I had been looking through the Peace and Pigs' books. I felt worried. Christmas had helped, and Valentine's Day; I had raised prices as high as I thought seemed fair, but it wasn't enough. We needed a long-term, sustainable way to boost income, otherwise the holiday park would not be able to survive. The big question was still whether or not it needed to. Or whether, without Scarlett, anyone would want that.

I couldn't talk to Valerie about it. She loved the campsite, as she did everything she cared about, with a purity of strength and commitment most people would not be capable of feeling. Her heart was here, and I feared the pain of losing Scarlett would be the most she could bear for a long time. I spoke to Jake.

“Will you want to carry on here?”

Jake was unloading supplies into the back room. He ripped open a box of toilet rolls and began unpacking them. “If the Pigs is still a going concern, I'll stay.”

“But?”

“I'm not up for spending the next year stressing out, watching the debt soar, desperately trying to find ways to scrabble a bit more cash together until eventually we have to give up and let the creditors move in.”

“Nice thought.”

“I'm being realistic. You've seen the figures.”

I kicked a box. “I hate Fisher.”

Jake unpacked the box.

I relented a little. “No, I don't really. But I hate what he's done. I want to go round to his house and yell in his face, make him
understand what it will do to Valerie and Grace. That because of him Scarlett is having to spend her last months worrying about where her children are going to live after she's gone.”

“Why don't you then?”

“What?

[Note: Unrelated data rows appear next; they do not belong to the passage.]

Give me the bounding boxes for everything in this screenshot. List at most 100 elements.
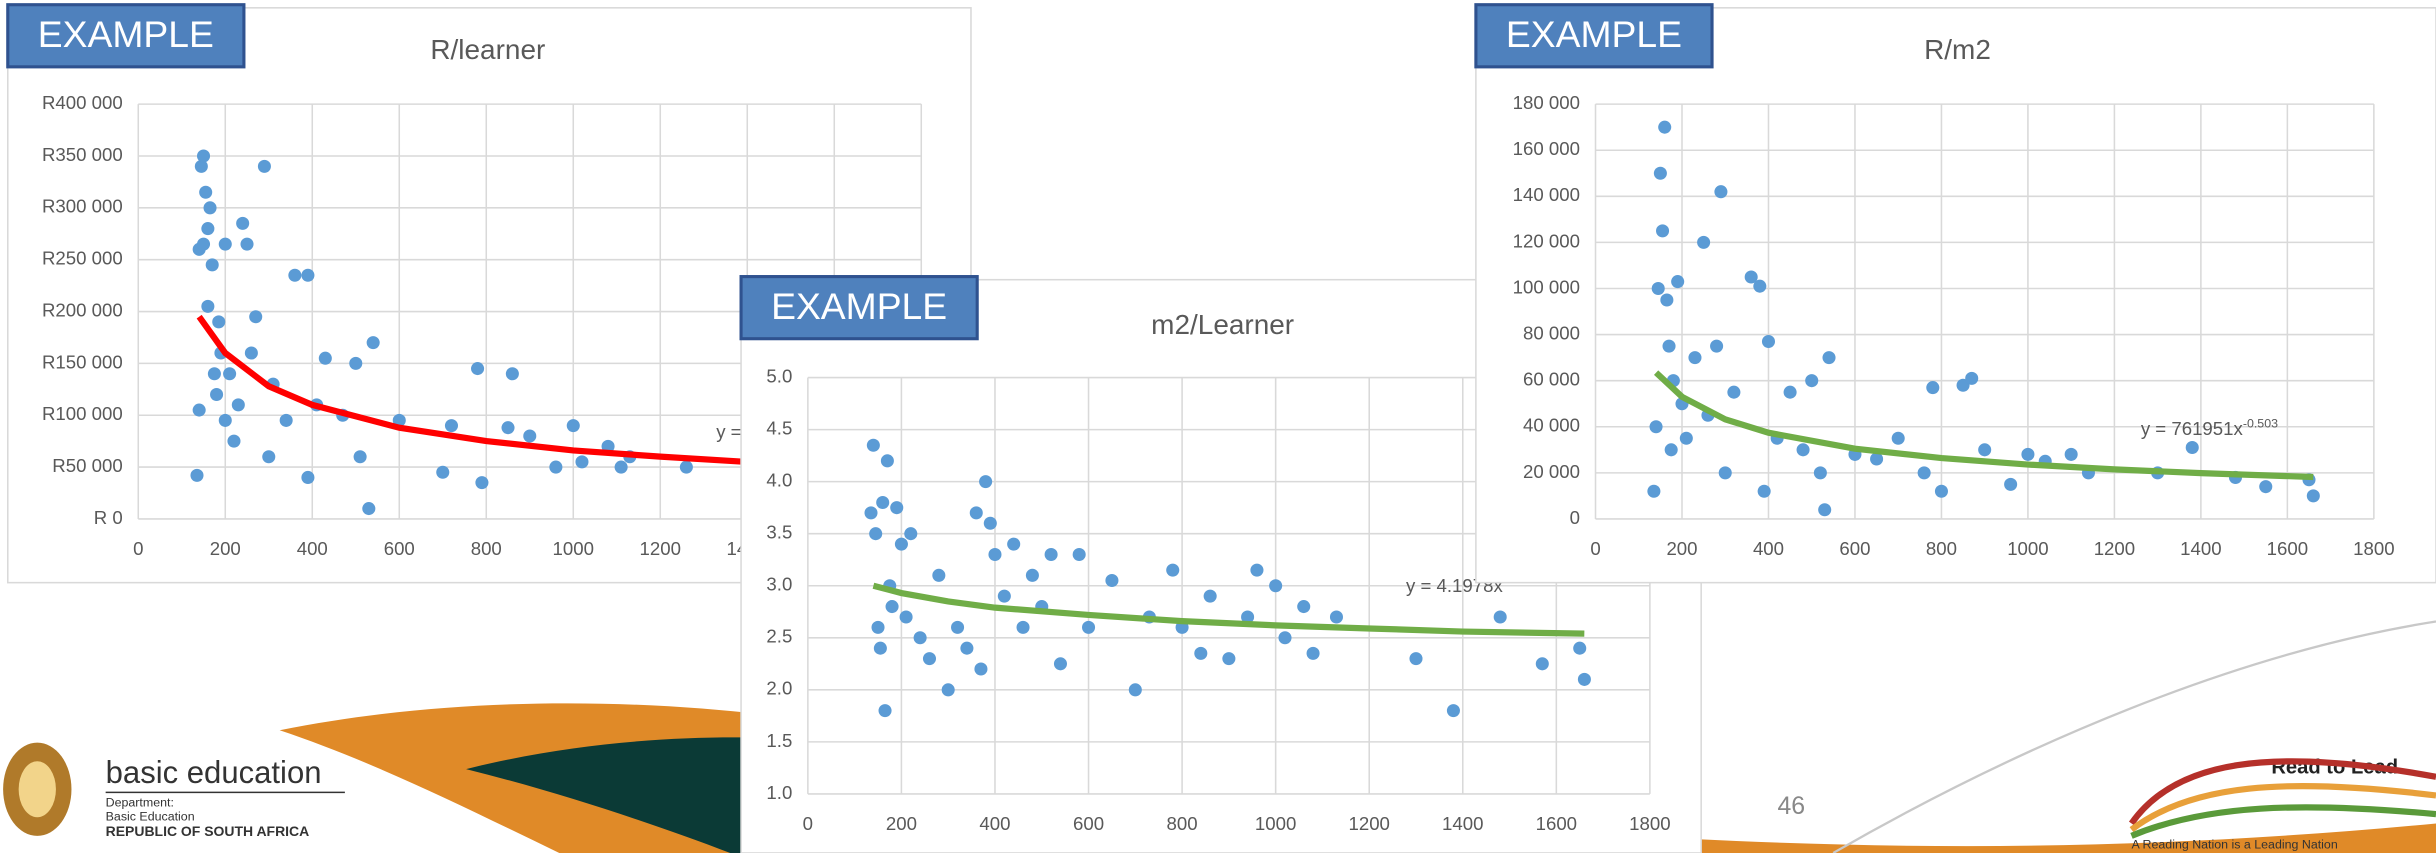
y-tick-label: 2.5 xyxy=(766,626,792,647)
x-tick-label: 1000 xyxy=(2007,538,2048,559)
point xyxy=(1072,547,1086,562)
point xyxy=(244,346,258,360)
x-tick-label: 0 xyxy=(1590,538,1600,559)
badge-box xyxy=(6,3,246,69)
x-tick-label: 1200 xyxy=(1348,813,1389,834)
point xyxy=(1813,466,1827,480)
point xyxy=(1082,620,1096,634)
x-tick-label: 1400 xyxy=(1442,813,1483,834)
point xyxy=(566,419,580,433)
x-tick-label: 600 xyxy=(1073,813,1104,834)
point xyxy=(951,620,965,634)
badge-box xyxy=(739,275,979,341)
y-tick-label: R350 000 xyxy=(42,144,123,165)
point xyxy=(614,460,628,474)
y-tick-label: R300 000 xyxy=(42,196,123,217)
point xyxy=(1662,339,1676,353)
point xyxy=(1965,371,1979,385)
point xyxy=(1688,351,1702,365)
point xyxy=(1649,420,1663,434)
x-tick-label: 200 xyxy=(886,813,917,834)
x-tick-label: 0 xyxy=(803,813,813,834)
point xyxy=(969,506,983,520)
y-tick-label: 2.0 xyxy=(766,678,792,699)
point xyxy=(205,258,219,272)
y-tick-label: R200 000 xyxy=(42,299,123,320)
point xyxy=(1409,652,1423,666)
point xyxy=(196,149,211,163)
page-number: 46 xyxy=(1777,793,1805,820)
point xyxy=(1710,339,1724,353)
y-tick-label: 80 000 xyxy=(1523,323,1580,344)
point xyxy=(890,501,904,515)
point xyxy=(983,516,997,530)
point xyxy=(471,362,485,376)
point xyxy=(475,476,489,490)
point xyxy=(1656,224,1670,238)
point xyxy=(1796,443,1810,457)
point xyxy=(1783,385,1797,399)
point xyxy=(1822,351,1836,365)
point xyxy=(505,367,519,381)
point xyxy=(1744,270,1758,284)
arc xyxy=(2129,782,2436,833)
x-tick-label: 400 xyxy=(1753,538,1784,559)
arc xyxy=(2130,804,2436,839)
point xyxy=(988,547,1002,562)
point xyxy=(873,641,887,655)
chart-title: m2/Learner xyxy=(1151,309,1294,340)
point xyxy=(1679,431,1693,445)
point xyxy=(1761,334,1776,349)
x-tick-label: 800 xyxy=(1167,813,1198,834)
point xyxy=(1647,484,1661,498)
point xyxy=(257,159,271,173)
logo-line: REPUBLIC OF SOUTH AFRICA xyxy=(106,823,310,839)
point xyxy=(997,589,1011,603)
point xyxy=(1025,568,1039,582)
x-tick-label: 1000 xyxy=(553,538,594,559)
point xyxy=(2306,489,2320,503)
x-tick-label: 1200 xyxy=(640,538,681,559)
point xyxy=(301,268,315,282)
y-tick-label: 60 000 xyxy=(1523,369,1580,390)
point xyxy=(1891,431,1905,445)
point xyxy=(1926,381,1940,395)
logo-line: Department: xyxy=(106,795,174,809)
point xyxy=(1714,185,1728,199)
badge-box xyxy=(1474,3,1714,69)
point xyxy=(885,600,899,614)
badge: EXAMPLE xyxy=(1506,13,1682,55)
point xyxy=(279,413,293,427)
x-tick-label: 400 xyxy=(979,813,1010,834)
y-tick-label: 100 000 xyxy=(1513,276,1580,297)
point xyxy=(523,429,537,443)
x-tick-label: 200 xyxy=(210,538,241,559)
x-tick-label: 1600 xyxy=(2267,538,2308,559)
point xyxy=(1128,683,1142,697)
point xyxy=(1577,672,1591,686)
chart-title: R/m2 xyxy=(1924,34,1991,65)
point xyxy=(1978,443,1992,457)
point xyxy=(1653,166,1667,180)
point xyxy=(1016,620,1030,634)
y-tick-label: 40 000 xyxy=(1523,415,1580,436)
point xyxy=(549,460,563,474)
y-tick-label: 0 xyxy=(1570,507,1580,528)
y-tick-label: 1.5 xyxy=(766,730,792,751)
point xyxy=(231,398,245,412)
point xyxy=(1818,503,1832,517)
point xyxy=(913,631,927,645)
equation: y = xyxy=(716,421,741,442)
point xyxy=(1105,574,1119,588)
point xyxy=(960,641,974,655)
equation-exponent: -0.503 xyxy=(2243,416,2278,430)
point xyxy=(1917,466,1931,480)
point xyxy=(979,475,993,489)
point xyxy=(1573,641,1587,655)
y-tick-label: 180 000 xyxy=(1513,92,1580,113)
point xyxy=(190,468,204,482)
point xyxy=(1166,563,1180,577)
x-tick-label: 1800 xyxy=(1629,813,1670,834)
point xyxy=(1660,293,1674,307)
point xyxy=(1870,452,1884,466)
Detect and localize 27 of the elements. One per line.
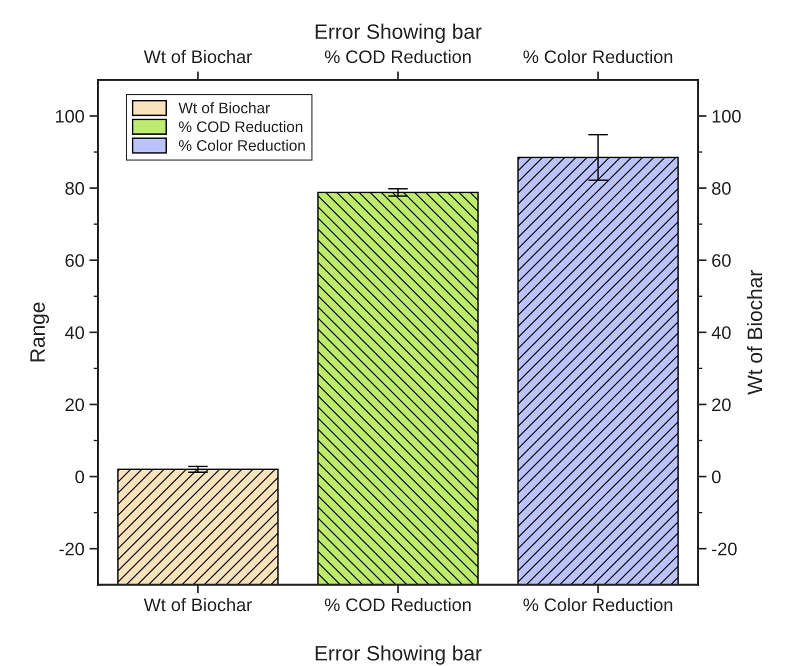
x-axis-title: Error Showing bar xyxy=(316,645,482,665)
y-tick-label: 0 xyxy=(75,470,84,484)
y2-tick-label: -20 xyxy=(712,542,737,556)
x-tick-label: Wt of Biochar xyxy=(144,598,252,612)
y2-tick-label: 0 xyxy=(712,470,721,484)
y2-tick-label: 100 xyxy=(712,110,741,123)
category-label: % Color Reduction xyxy=(523,50,672,64)
y2-axis-title: Wt of Biochar xyxy=(746,270,762,395)
y-tick-label: 80 xyxy=(65,182,84,195)
y2-tick-label: 60 xyxy=(712,254,731,267)
y-tick-label: 60 xyxy=(66,254,84,267)
y-tick-label: 20 xyxy=(66,398,84,412)
y-tick-label: 100 xyxy=(56,110,84,123)
x-tick-label: % COD Reduction xyxy=(324,598,471,612)
y-tick-label: -20 xyxy=(59,542,84,556)
y2-tick-label: 40 xyxy=(712,326,731,340)
legend-label: % Color Reduction xyxy=(178,140,305,151)
y2-tick-label: 80 xyxy=(712,182,731,195)
x-tick-label: % Color Reduction xyxy=(523,598,672,612)
y2-tick-label: 20 xyxy=(712,398,731,412)
y-axis-title: Range xyxy=(30,302,50,362)
y-tick-label: 40 xyxy=(65,326,84,340)
x2-axis-title: Error Showing bar xyxy=(316,24,482,44)
legend-label: % COD Reduction xyxy=(178,120,302,132)
category-label: % COD Reduction xyxy=(324,50,471,64)
legend-label: Wt of Biochar xyxy=(178,102,270,114)
category-label: Wt of Biochar xyxy=(144,50,252,64)
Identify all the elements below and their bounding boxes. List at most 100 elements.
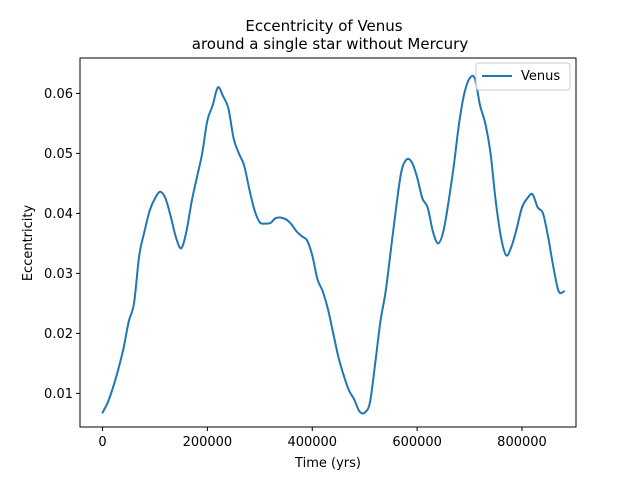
data-point — [332, 332, 335, 335]
data-point — [562, 290, 565, 293]
y-tick-label: 0.01 — [44, 387, 73, 402]
data-point — [447, 200, 450, 203]
data-point — [237, 152, 240, 155]
legend-label-venus: Venus — [521, 69, 560, 84]
data-point — [274, 217, 277, 220]
data-point — [258, 221, 261, 224]
data-point — [505, 254, 508, 257]
data-point — [122, 347, 125, 350]
data-point — [169, 215, 172, 218]
chart-subtitle: around a single star without Mercury — [192, 35, 469, 53]
data-point — [347, 389, 350, 392]
data-point — [143, 230, 146, 233]
data-point — [510, 245, 513, 248]
data-point — [180, 247, 183, 250]
data-point — [557, 290, 560, 293]
data-point — [515, 227, 518, 230]
x-tick-label: 800000 — [497, 435, 547, 450]
data-point — [201, 152, 204, 155]
data-point — [253, 209, 256, 212]
data-point — [264, 222, 267, 225]
data-point — [190, 200, 193, 203]
y-axis: 0.01 0.02 0.03 0.04 0.05 0.06 — [44, 87, 80, 402]
data-point — [458, 122, 461, 125]
data-point — [531, 193, 534, 196]
data-point — [138, 254, 141, 257]
data-point — [400, 170, 403, 173]
data-point — [536, 206, 539, 209]
data-point — [410, 161, 413, 164]
data-point — [101, 411, 104, 414]
data-point — [148, 209, 151, 212]
x-tick-label: 600000 — [392, 435, 442, 450]
data-point — [248, 188, 251, 191]
chart-title: Eccentricity of Venus — [245, 17, 402, 35]
data-point — [306, 239, 309, 242]
data-point — [321, 290, 324, 293]
legend: Venus — [475, 62, 571, 91]
data-point — [473, 77, 476, 80]
data-point — [463, 92, 466, 95]
x-axis-label: Time (yrs) — [294, 456, 361, 471]
y-tick-label: 0.02 — [44, 327, 73, 342]
data-point — [269, 222, 272, 224]
data-point — [216, 86, 219, 89]
series-points — [101, 77, 565, 414]
data-point — [484, 122, 487, 125]
data-point — [426, 206, 429, 209]
data-point — [337, 356, 340, 359]
data-point — [206, 119, 209, 122]
data-point — [174, 236, 177, 239]
data-point — [353, 398, 356, 401]
y-tick-label: 0.06 — [44, 87, 73, 102]
data-point — [421, 197, 424, 200]
data-point — [117, 368, 120, 371]
x-axis: 0 200000 400000 600000 800000 — [98, 427, 547, 450]
data-point — [279, 216, 282, 219]
data-point — [211, 104, 214, 107]
data-point — [547, 236, 550, 239]
data-point — [311, 254, 314, 257]
data-point — [153, 197, 156, 200]
data-point — [195, 176, 198, 179]
data-point — [159, 190, 162, 193]
data-point — [185, 230, 188, 233]
data-point — [405, 158, 408, 161]
data-point — [521, 206, 523, 209]
data-point — [363, 411, 366, 414]
data-point — [452, 164, 455, 167]
data-point — [295, 230, 298, 233]
plot-area — [101, 74, 565, 415]
data-point — [222, 95, 225, 98]
y-tick-label: 0.05 — [44, 147, 73, 162]
data-point — [494, 200, 497, 203]
x-tick-label: 200000 — [183, 435, 233, 450]
data-point — [164, 197, 167, 200]
data-point — [232, 137, 235, 140]
data-point — [416, 176, 419, 179]
data-point — [541, 212, 544, 215]
data-point — [133, 302, 135, 305]
axes-frame — [79, 57, 577, 428]
data-point — [227, 107, 230, 110]
data-point — [479, 104, 482, 107]
legend-box — [475, 62, 571, 91]
data-point — [389, 248, 392, 251]
data-point — [442, 230, 445, 233]
data-point — [384, 290, 387, 293]
data-point — [243, 164, 246, 167]
x-tick-label: 400000 — [287, 435, 337, 450]
data-point — [374, 362, 377, 365]
data-point — [368, 401, 371, 404]
data-point — [316, 278, 319, 281]
data-point — [526, 197, 529, 200]
data-point — [468, 77, 471, 80]
data-point — [431, 230, 434, 233]
data-point — [552, 266, 555, 269]
series-line-venus — [101, 74, 565, 415]
data-point — [437, 242, 440, 245]
data-point — [342, 374, 345, 377]
data-point — [290, 223, 293, 226]
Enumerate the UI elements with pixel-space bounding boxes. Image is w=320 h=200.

You think I should go round and see Fisher?”

“Can't do any harm.”

“Will you come with me?”

“I suppose so,” he sighed. “So long as you don't yell in his face.”

I spent the rest of the afternoon compiling a document outlining why the rent rise was unreasonable, and how much we could afford to pay to stay viable as a business. I made a plan, detailing the running of the campsite for the next year, and how, if he could introduce the rent increase gradually over a three-year period, we stood a chance of making it work. I even created a spreadsheet. A tiny glimmer of business-womany hope began to grow.